Every artist has 10000 pieces of crap inside them before they create something of worth. 1 down, 9999 to go, Shia. I'm pulling for you!
posted by Renoroc at 5:20 PM on April 17, 2012 [1 favorite]


Man I wish I could get articles this prominent about MY comics. But I'm just some lady who spent most of her life learning to draw and has never been on TV or movies. Unless you count when I was like six and was, I think, in the studio audience for the Saturday hour of Popeye cartoons sponsored by Popeye's Chicken. No, I don't think that counts for crossover promotion.

Maybe I need to just spam some press releases.

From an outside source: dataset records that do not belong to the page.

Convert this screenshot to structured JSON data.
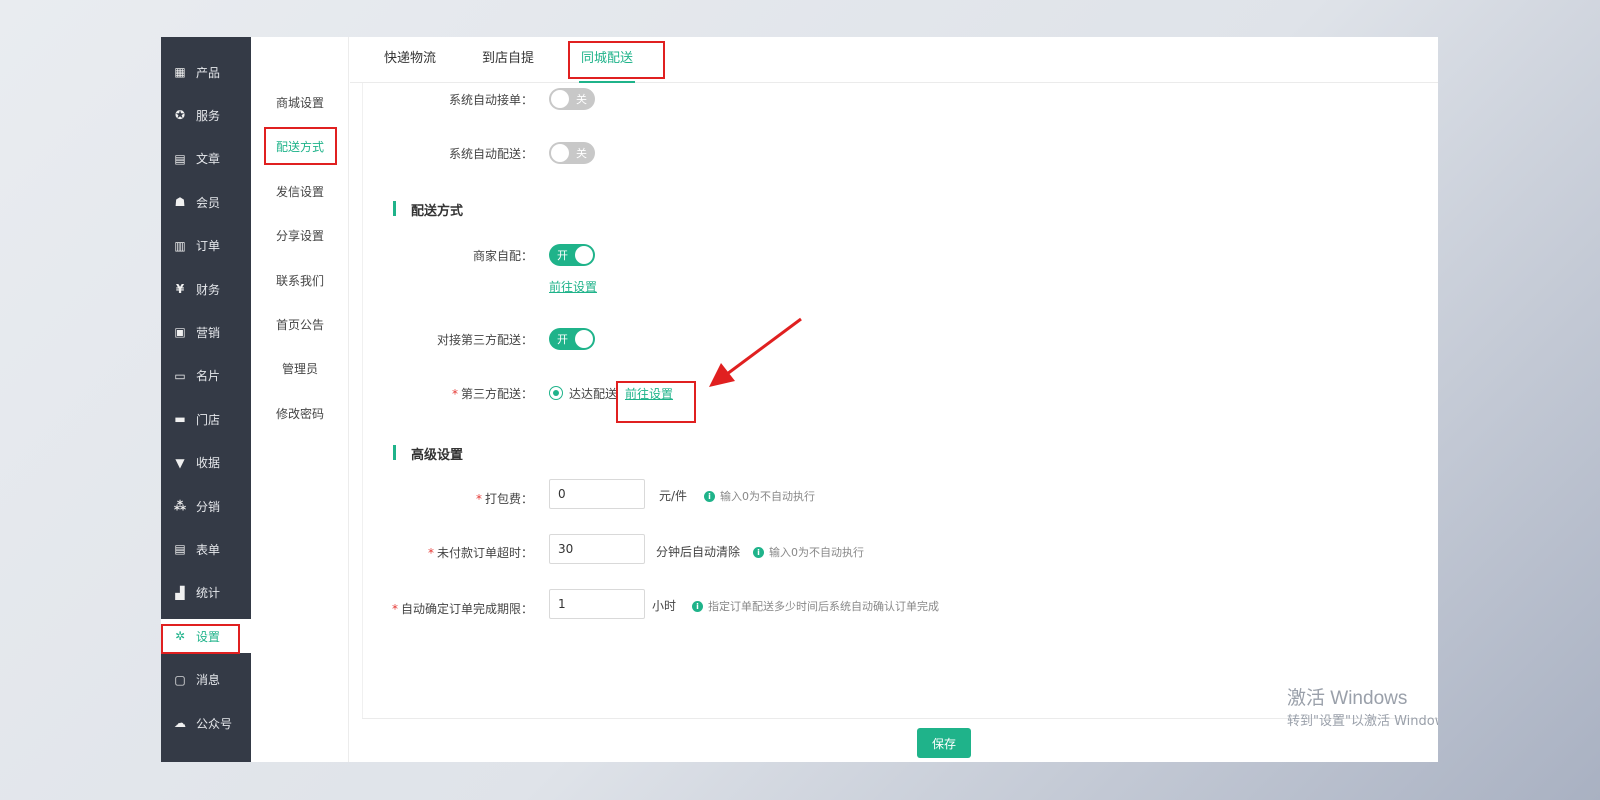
{
  "sidebar": {
    "items": [
      {
        "label": "产品",
        "icon": "grid-icon",
        "glyph": "▦"
      },
      {
        "label": "服务",
        "icon": "service-icon",
        "glyph": "✪"
      },
      {
        "label": "文章",
        "icon": "document-icon",
        "glyph": "▤"
      },
      {
        "label": "会员",
        "icon": "member-icon",
        "glyph": "☗"
      },
      {
        "label": "订单",
        "icon": "order-icon",
        "glyph": "▥"
      },
      {
        "label": "财务",
        "icon": "yen-icon",
        "glyph": "¥"
      },
      {
        "label": "营销",
        "icon": "gift-icon",
        "glyph": "▣"
      },
      {
        "label": "名片",
        "icon": "card-icon",
        "glyph": "▭"
      },
      {
        "label": "门店",
        "icon": "store-icon",
        "glyph": "▬"
      },
      {
        "label": "收据",
        "icon": "receipt-icon",
        "glyph": "▼"
      },
      {
        "label": "分销",
        "icon": "distribution-icon",
        "glyph": "⁂"
      },
      {
        "label": "表单",
        "icon": "form-icon",
        "glyph": "▤"
      },
      {
        "label": "统计",
        "icon": "chart-icon",
        "glyph": "▟"
      },
      {
        "label": "设置",
        "icon": "gear-icon",
        "glyph": "✲"
      },
      {
        "label": "消息",
        "icon": "message-icon",
        "glyph": "▢"
      },
      {
        "label": "公众号",
        "icon": "wechat-icon",
        "glyph": "☁"
      }
    ],
    "active_index": 13
  },
  "submenu": {
    "items": [
      "商城设置",
      "配送方式",
      "发信设置",
      "分享设置",
      "联系我们",
      "首页公告",
      "管理员",
      "修改密码"
    ],
    "active_index": 1
  },
  "tabs": [
    "快递物流",
    "到店自提",
    "同城配送"
  ],
  "tabs_active_index": 2,
  "form": {
    "auto_accept": {
      "label": "系统自动接单：",
      "state": "关"
    },
    "auto_delivery": {
      "label": "系统自动配送：",
      "state": "关"
    },
    "section_delivery": "配送方式",
    "merchant_self": {
      "label": "商家自配：",
      "state": "开",
      "link": "前往设置"
    },
    "third_party_toggle": {
      "label": "对接第三方配送：",
      "state": "开"
    },
    "third_party": {
      "required": "*",
      "label": "第三方配送：",
      "option": "达达配送",
      "link": "前往设置"
    },
    "section_advanced": "高级设置",
    "packing_fee": {
      "required": "*",
      "label": "打包费：",
      "value": "0",
      "unit": "元/件",
      "hint": "输入0为不自动执行"
    },
    "unpaid_timeout": {
      "required": "*",
      "label": "未付款订单超时：",
      "value": "30",
      "unit": "分钟后自动清除",
      "hint": "输入0为不自动执行"
    },
    "auto_confirm": {
      "required": "*",
      "label": "自动确定订单完成期限：",
      "value": "1",
      "unit": "小时",
      "hint": "指定订单配送多少时间后系统自动确认订单完成"
    }
  },
  "footer": {
    "save_label": "保存"
  },
  "watermark": {
    "line1": "激活 Windows",
    "line2": "转到\"设置\"以激活 Windows。"
  },
  "colors": {
    "accent": "#1fb38a",
    "sidebar_bg": "#343a46",
    "highlight": "#e02020"
  }
}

Ain't gonna mock the art. Dude's a beginner. I'd point him to John K's drawing lessons if he came to a forum I hang out in and asked for crit, same as anyone else at that level.
posted by egypturnash at 6:43 PM on April 17, 2012


Also, you know, the article's slamming it for being $20. But you know what? That's about what any full-color amateur comic is gonna cost. Especially if it's tiny print-on-demand runs. You don't start to get breaks that let you get anywhere near affordable prices that let a bookstore sell it for cover price and make a decent profit over what you have to sell it to them at until you're making at least like 5-600 copies. I'm putting together an anthology this year and think the combined fanbases of the folks involved should be able to let us hit that, but I doubt I could do it alone.

So he's approaching it like a rank beginner instead of MOVIE STAR!!! and, you know, maybe at means he's gonna keep at it. If this is his passion than I wish him the best of luck in getting and listening to good critique. Hell, he's been in huge movies, I figure if he downscales his life for a few years he could probably afford to do NOTHING but work on comics if he wanted to, and he WILL get better if he does.
posted by egypturnash at 7:10 PM on April 17, 2012


speaking as someone who would like to learn to animate (better), do you have anyone other than john K to recommend?
posted by This, of course, alludes to you at 7:19 PM on April 17, 2012


Not offhand, no. I am sure there are lotsa great things out there on the net to learn from; I learnt most of what I know about the craft from the Blair book, White's "Animator's Workbook", animation school, and The Cruel Tutelage Of John K.

The thing to do is to just look at his list of awesome exercises and ignore the fact that he is a crotchety old dude who basically hates everything made after 1950. As soon as he starts making pronouncements about "what kind of colors are good" or "what sorts of animated stories are good", take them with a few salt mines, and add "It is my opinion that..." to every statement he makes about what cartoons "should" or "should not" be.

Ignore that and he will teach you AWESOME things about how to draw for animation, and the process. But always remember he is a bitter sonofabitch who has some major issues with the rest of the animation industry - justified to no small extent on both sides.

Also just start doing it more, start hanging out places like loopdeloop or 11secondclub to give yourself regular reasons to do small, unambitious projects you have some hope of actually finishing instead of massive personal projects that linger unfinished for ages...

(I should take that last paragraph's advice myself, when I actually get through with one of the major side projects I have going right now.)
posted by egypturnash at 8:54 PM on April 17, 2012 [4 favorites]


Screw you guys, I like the drawing on the "lets fucking party" page.
posted by BurnChao at 11:03 PM on April 17, 2012


Screw his art, the guy can't even spell his name properly. It should be LaBoeuf, not LaBeouf.

LeBoeuf, even! "Boeuf" is masculine.
posted by Metroid Baby at 8:13 AM on April 18, 2012 [1 favorite]


On the other hand Shia's efforts are not way near as bad as Hugh Laurie's blues album... I still get flashbacks from hearing that.
posted by fearfulsymmetry at 9:48 AM on April 18, 2012


Metroid Baby: "LeBoeuf, even! "Boeuf" is masculine."

It really smacks of being a made-up name.
posted by dunkadunc at 10:17 AM on April 18, 2012


What's the thing Shia is good at?

Tricking casting directors, apparently.